According to Hooper's 2010 editorial she thinks this back-dated evidence, from times
when PUFA baselines were lower than today, justifies current PUFA intakes - it
does not necessarily warrant an increase on the scale suggested by Mozaffarian."Mozaffarian and colleagues go further in presenting
their results as a 10% risk reduction for each additional
5% of PUFA consumption, although they present no evidence
of a dose-response relationship (not presenting
subgrouping or meta-regression by PUFA intake) and do
not explain how much of the PUFA consist of ω-3 fats
in each trial.
This review addresses an important question and
re-opening the debate on the effectiveness of replacing saturated
by polyunsaturated fats on coronary heart disease
is very welcome. However, dietary patterns have changed
over the 20–50 years since these studies ware carried out.
It would be useful to examine the full data set, including
more recent trials before concluding, as the abstract does,
that “a shift toward greater population PUFA consumption
in place of SFA would significantly reduce rates of CHD.”
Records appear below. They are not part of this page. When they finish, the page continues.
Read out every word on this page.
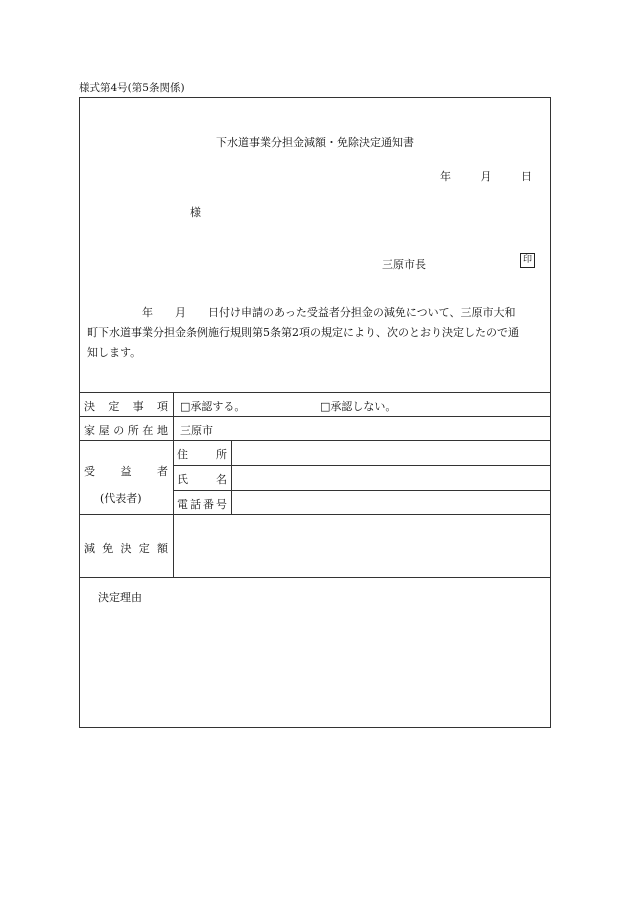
様式第4号(第5条関係)
下水道事業分担金減額・免除決定通知書
年	月	日
様
三原市長	印
　　　　　年　　月　　日付け申請のあった受益者分担金の減免について、三原市大和
町下水道事業分担金条例施行規則第5条第2項の規定により、次のとおり決定したので通
知します。
決 定 事 項 □承認する。	□承認しない。
家 屋 の 所 在 地 三原市
受 益 者
(代表者)
住	所
氏	名
電 話 番 号
減 免 決 定 額
決定理由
Such a shift has already occurred since these trials were
carried out, and further shifts may be unhelpful."
Hooper L. Meta-analysis of RCTs finds that
increasing consumption of polyunsaturated fat as a replacement for saturated
fat reduces the risk of coronary heart disease. Evid Based Med2010;15:108–109. doi:10.1136/ebm1093.
C-enzyme Q10 and tocopherols as confounders in PUFA oils
Coenzyme Q10 consumption promotes ABCG1-mediated
macrophage cholesterol efflux: A randomized, double-blind, placebo-controlled,
crossover study in healthy volunteers
This shows that consumption of Co-Q10 improves HDL
functionality, e.g. is anti-atherogenic. There is likely a separate effect on
oxLDL as well.
Dose was 100mg 2x daily.
Vegetable oils are among the richest dietary
sources of CoQ10.
the amount is much lower than in the experiment
above, but enough to boost intake for most people. Absorption of
coenzyme Q10 decreases with increasing supplemental dose.
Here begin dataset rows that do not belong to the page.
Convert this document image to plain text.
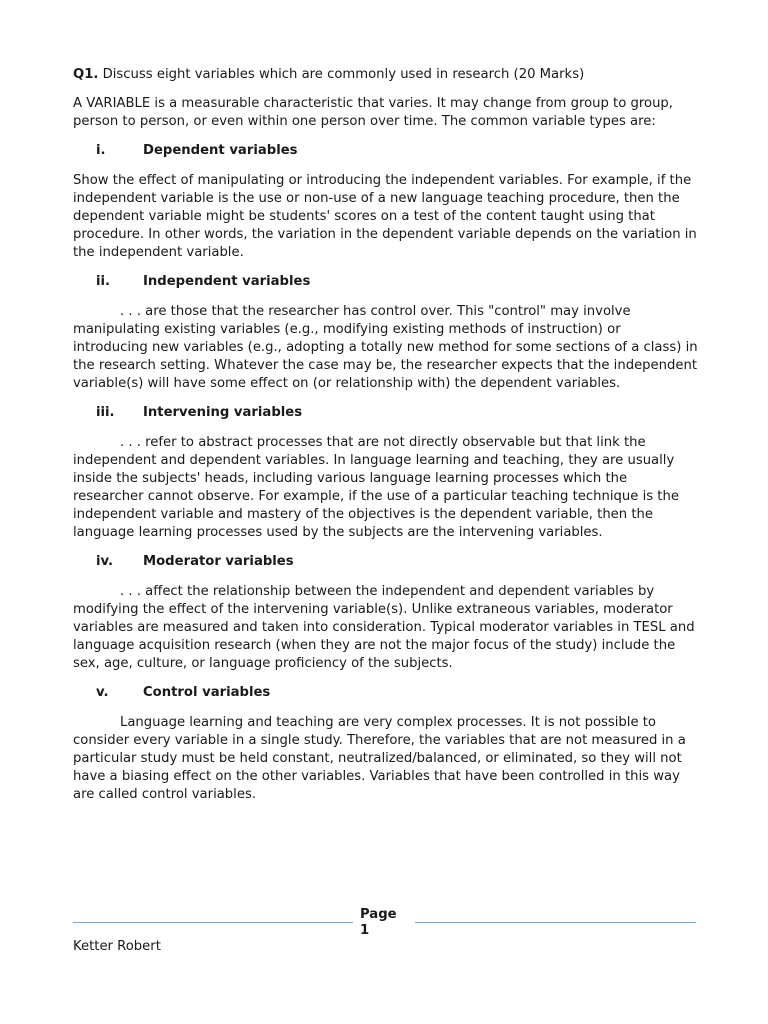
Q1. Discuss eight variables which are commonly used in research (20 Marks)

A VARIABLE is a measurable characteristic that varies. It may change from group to group, person to person, or even within one person over time. The common variable types are:

i.	Dependent variables

Show the effect of manipulating or introducing the independent variables. For example, if the independent variable is the use or non-use of a new language teaching procedure, then the dependent variable might be students' scores on a test of the content taught using that procedure. In other words, the variation in the dependent variable depends on the variation in the independent variable.

ii.	Independent variables

. . . are those that the researcher has control over. This "control" may involve manipulating existing variables (e.g., modifying existing methods of instruction) or introducing new variables (e.g., adopting a totally new method for some sections of a class) in the research setting. Whatever the case may be, the researcher expects that the independent variable(s) will have some effect on (or relationship with) the dependent variables.

iii.	Intervening variables

. . . refer to abstract processes that are not directly observable but that link the independent and dependent variables. In language learning and teaching, they are usually inside the subjects' heads, including various language learning processes which the researcher cannot observe. For example, if the use of a particular teaching technique is the independent variable and mastery of the objectives is the dependent variable, then the language learning processes used by the subjects are the intervening variables.

iv.	Moderator variables

. . . affect the relationship between the independent and dependent variables by modifying the effect of the intervening variable(s). Unlike extraneous variables, moderator variables are measured and taken into consideration. Typical moderator variables in TESL and language acquisition research (when they are not the major focus of the study) include the sex, age, culture, or language proficiency of the subjects.

v.	Control variables

Language learning and teaching are very complex processes. It is not possible to consider every variable in a single study. Therefore, the variables that are not measured in a particular study must be held constant, neutralized/balanced, or eliminated, so they will not have a biasing effect on the other variables. Variables that have been controlled in this way are called control variables.

Page 1
Ketter Robert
Do oils raise serum co-Q10 levels?
Serum Co-Q10, alpha-tocopherol, and
gamma-tocopherol are associated in women
"CoQ10 was significantly and positively correlated to α- and
γ-tocopherol, and BMI was positively associated with CRP and γ-tocopherol in
both groups."
Gamma tocopherol is generally considered to be a
reliable marker of soy and corn oil consumption; soy and corn oils supply all 3
nutrients. It is most likely that the increase in Co-Q10 has the same origin as
the increase in tocopherols. And maybe the same origin as the increased BMI,
i.e. those of these oils that are highest in gamma-tocopherol - soy and corn.